TV is for Dummies

Television has a way of sucking the meaning from life so that we forget the end to which our lives are meant to be directed.

Alexander Antropov/Pixabay/CC0
Alexander Antropov/Pixabay/CC0 (photo: Register Files)

Many years ago, my wife and I decided to unplug ourselves from the prurience and propaganda piped into our homes via the television. It was one of the best decisions we ever made. And one of the most liberating. It freed us from hours of passive servitude to the soporific drip-feed of mind-numbing nonsense that passes for “entertainment” in modernity’s circus of death. It also freed us the time for the good things in life, such as heartwarming conversation and hearthwarming conviviality. It found us the time for the reading of books, either to ourselves, to each other, or to our children. It was quite simply life-changing and perhaps even life-starting, in the sense that we started to experience the many good things in life which had been absent in the days before the exorcizing of the televisual demon from our lives. Having exorcized the demon we could begin to exercise our minds.

I should add, in case anyone should think that we have gone the way of the Amish, that we still have our computers and can use them to watch movies. We also have a fair collection of DVDs. The point is that we are free to decide which movies we want to watch, and when we want to watch them. These days, the only time I get to see TV is in hotel rooms or at the gym. In the former case, I find myself flicking through the channels in agitated hope of finding something or anything worth watching. If, all too rarely, something catches my eye, my attention is violated within minutes by nauseatingly banal commercials, forcing me to press the button on the remote, thereby resuming the forlorn quest for anything edifying. Having surfed through the slime of all 50 or so channels, sometimes two or three times, I switch off the TV, feeling as though something decidedly creepy had crept into my mind.

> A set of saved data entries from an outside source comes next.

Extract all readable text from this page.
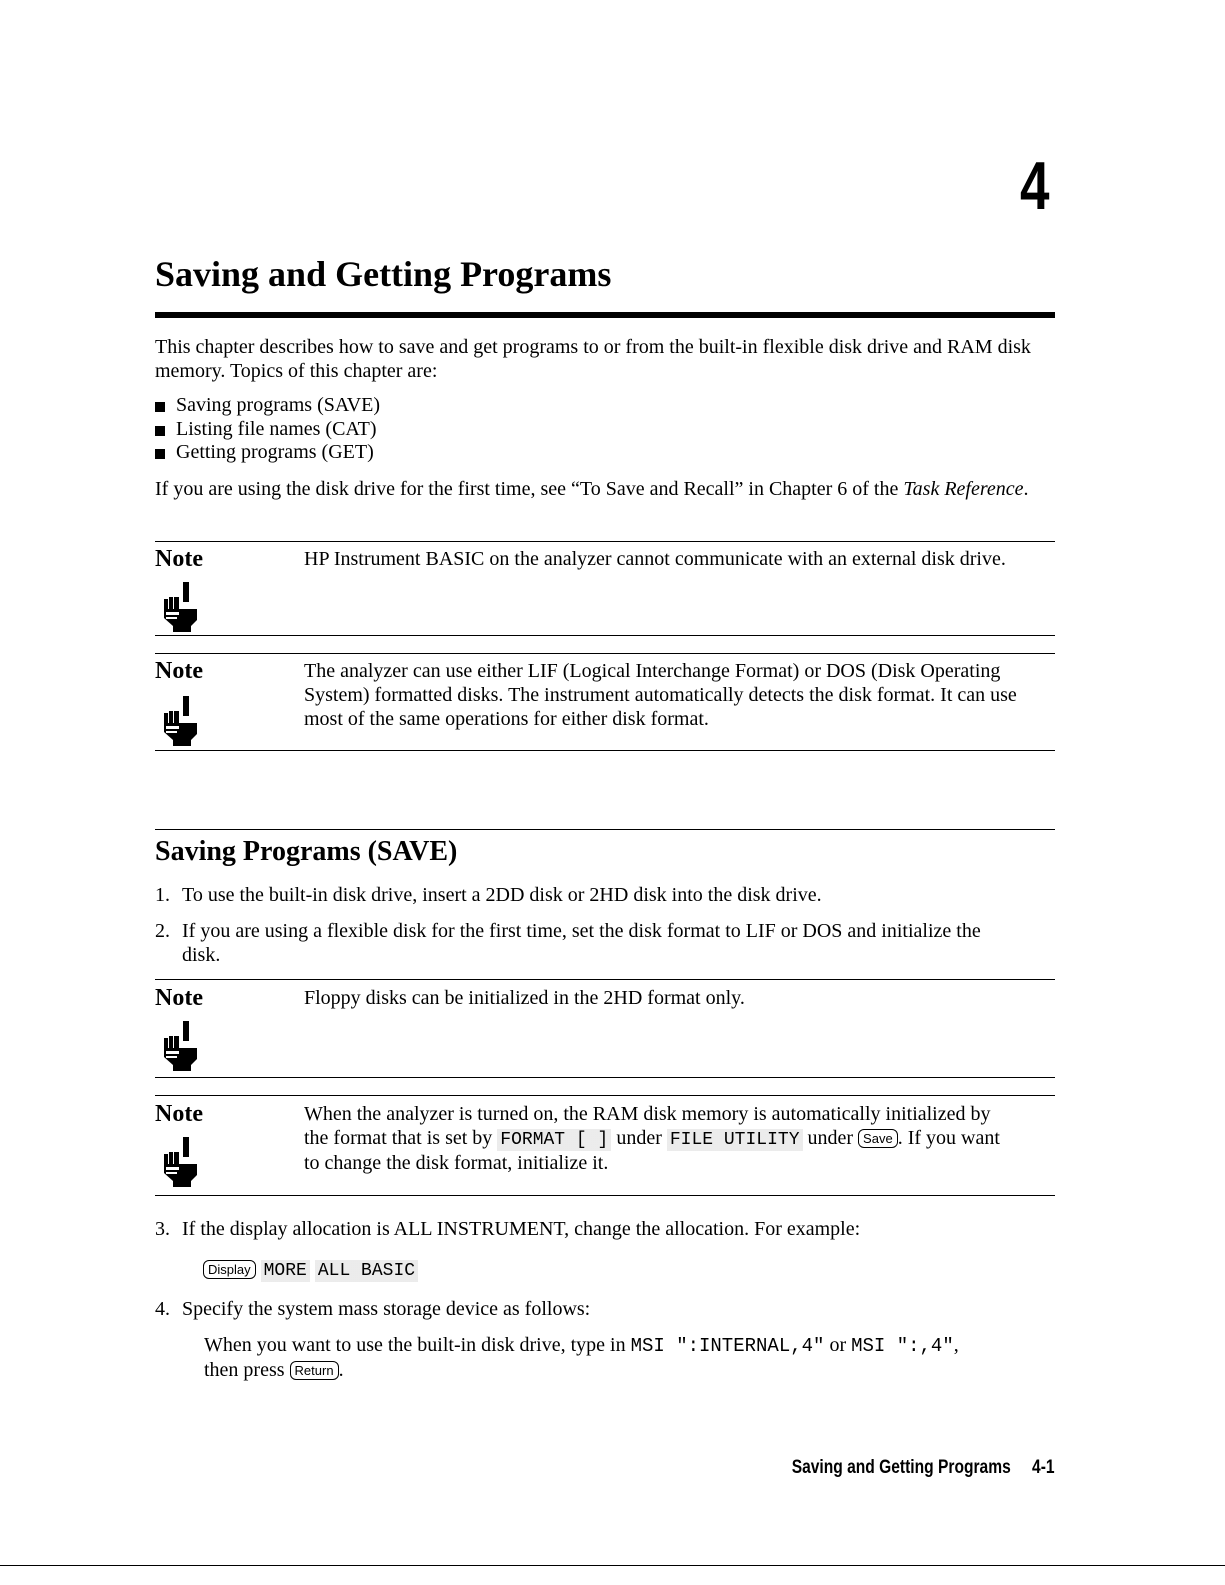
4
Saving and Getting Programs
This chapter describes how to save and get programs to or from the built-in flexible disk drive and RAM disk memory. Topics of this chapter are:
Saving programs (SAVE)
Listing file names (CAT)
Getting programs (GET)
If you are using the disk drive for the first time, see “To Save and Recall” in Chapter 6 of the Task Reference.
Note	HP Instrument BASIC on the analyzer cannot communicate with an external disk drive.
Note	The analyzer can use either LIF (Logical Interchange Format) or DOS (Disk Operating System) formatted disks. The instrument automatically detects the disk format. It can use most of the same operations for either disk format.
Saving Programs (SAVE)
1. To use the built-in disk drive, insert a 2DD disk or 2HD disk into the disk drive.
2. If you are using a flexible disk for the first time, set the disk format to LIF or DOS and initialize the disk.
Note	Floppy disks can be initialized in the 2HD format only.
Note	When the analyzer is turned on, the RAM disk memory is automatically initialized by the format that is set by FORMAT [ ] under FILE UTILITY under Save . If you want to change the disk format, initialize it.
3. If the display allocation is ALL INSTRUMENT, change the allocation. For example:
Display MORE ALL BASIC
4. Specify the system mass storage device as follows:
When you want to use the built-in disk drive, type in MSI ":INTERNAL,4" or MSI ":,4",
then press Return .
Saving and Getting Programs 4-1
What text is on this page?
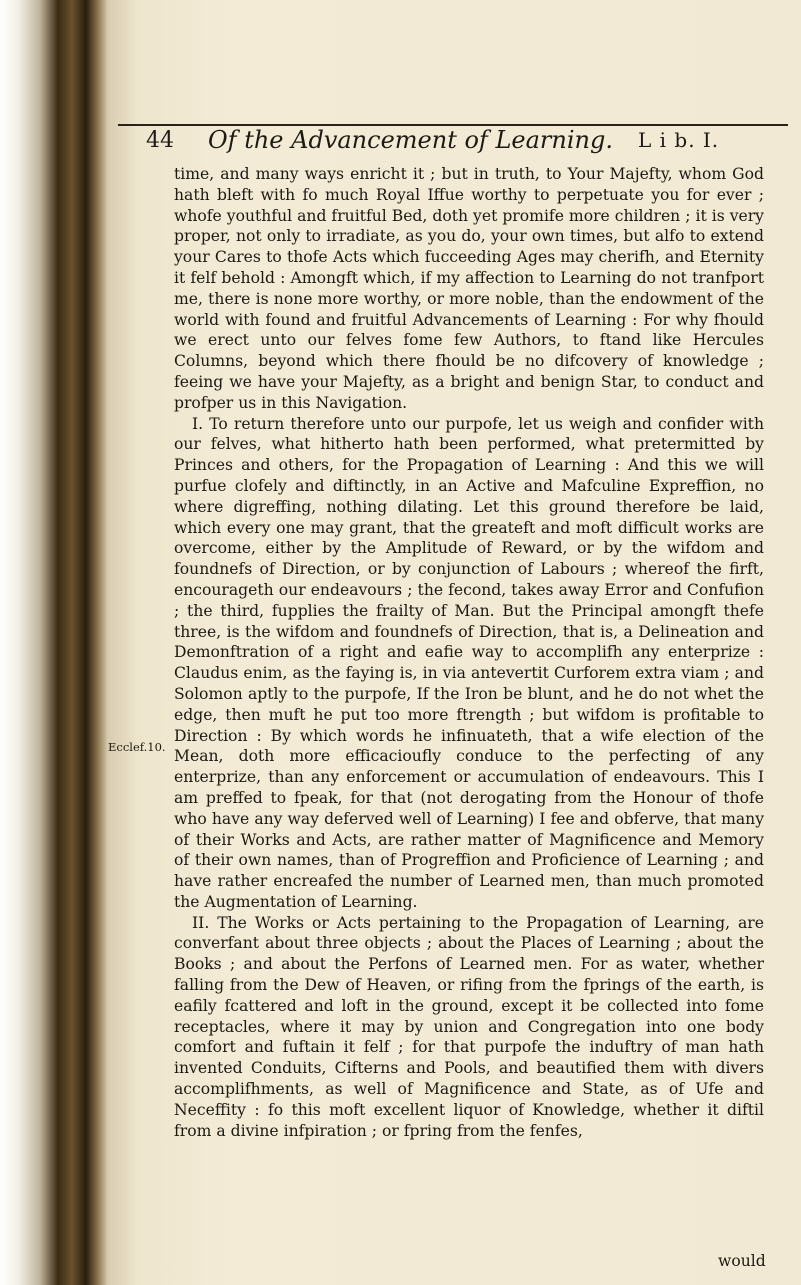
44 Of the Advancement of Learning. L i b. I.
Ecclef.10.

time, and many ways enricht it ; but in truth, to Your Majefty, whom God hath bleft with fo much Royal Iffue worthy to perpetuate you for ever ; whofe youthful and fruitful Bed, doth yet promife more children ; it is very proper, not only to irradiate, as you do, your own times, but alfo to extend your Cares to thofe Acts which fucceeding Ages may cherifh, and Eternity it felf behold : Amongft which, if my affection to Learning do not tranfport me, there is none more worthy, or more noble, than the endowment of the world with found and fruitful Advancements of Learning : For why fhould we erect unto our felves fome few Authors, to ftand like Hercules Columns, beyond which there fhould be no difcovery of knowledge ; feeing we have your Majefty, as a bright and benign Star, to conduct and profper us in this Navigation.

I. To return therefore unto our purpofe, let us weigh and confider with our felves, what hitherto hath been performed, what pretermitted by Princes and others, for the Propagation of Learning : And this we will purfue clofely and diftinctly, in an Active and Mafculine Expreffion, no where digreffing, nothing dilating. Let this ground therefore be laid, which every one may grant, that the greateft and moft difficult works are overcome, either by the Amplitude of Reward, or by the wifdom and foundnefs of Direction, or by conjunction of Labours ; whereof the firft, encourageth our endeavours ; the fecond, takes away Error and Confufion ; the third, fupplies the frailty of Man. But the Principal amongft thefe three, is the wifdom and foundnefs of Direction, that is, a Delineation and Demonftration of a right and eafie way to accomplifh any enterprize : Claudus enim, as the faying is, in via antevertit Curforem extra viam ; and Solomon aptly to the purpofe, If the Iron be blunt, and he do not whet the edge, then muft he put too more ftrength ; but wifdom is profitable to Direction : By which words he infinuateth, that a wife election of the Mean, doth more efficacioufly conduce to the perfecting of any enterprize, than any enforcement or accumulation of endeavours. This I am preffed to fpeak, for that (not derogating from the Honour of thofe who have any way deferved well of Learning) I fee and obferve, that many of their Works and Acts, are rather matter of Magnificence and Memory of their own names, than of Progreffion and Proficience of Learning ; and have rather encreafed the number of Learned men, than much promoted the Augmentation of Learning.

II. The Works or Acts pertaining to the Propagation of Learning, are converfant about three objects ; about the Places of Learning ; about the Books ; and about the Perfons of Learned men. For as water, whether falling from the Dew of Heaven, or rifing from the fprings of the earth, is eafily fcattered and loft in the ground, except it be collected into fome receptacles, where it may by union and Congregation into one body comfort and fuftain it felf ; for that purpofe the induftry of man hath invented Conduits, Cifterns and Pools, and beautified them with divers accomplifhments, as well of Magnificence and State, as of Ufe and Neceffity : fo this moft excellent liquor of Knowledge, whether it diftil from a divine infpiration ; or fpring from the fenfes,

would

The other time I get to see TV is in the gym — not when I’m on the free weights (Deo gratias!), because this section is mercifully free of any TV screens, but when I’m on the treadmill. In this section of the gym, in which a whole bank of screens is presented to the captive audience, the TV is unavoidable. It is in this way that I get to see daytime TV, the dumb show to beat all dumb shows. I try not to watch and make no effort to obtain the headsets necessary to listen, but the eye can only be averted for so long from the panoramic plethora presented to the idle gaze. The show I like least (which is really saying something) is Ellen, in which the hostess gyrates narcissistically as the audience of mostly young women move in dervishly rhythmic imitation of her. Although, mercifully, I can’t hear what she and her guests are talking about, the latter are almost invariably young celebrities, wheeled out, one after another, with cloned monotony.

Here it is necessary to pause. I need to take a deep breath. I have begun to vent splenetically, a timely reminder of the extent to which TV drip-feeds poison to the mind and saps the life of serenity from the soul. I realize once again that television is a telos-vampire, sucking the meaning from life so that we forget the end to which our lives are meant to be directed. Like other vampires, its evil effects can be warded off by good things, such as the steak which one loving heart cooks for another or the garlic to be found in the slow food and slow conversation which are only possible when fast food and TV dinners are spurned. It can be warded off by the time taken in prayer or in good books.

Make no mistake. TV is a demon for dummies. Don’t be a dummy. Call in the exorcist. Or, at any rate, open the pages of a book.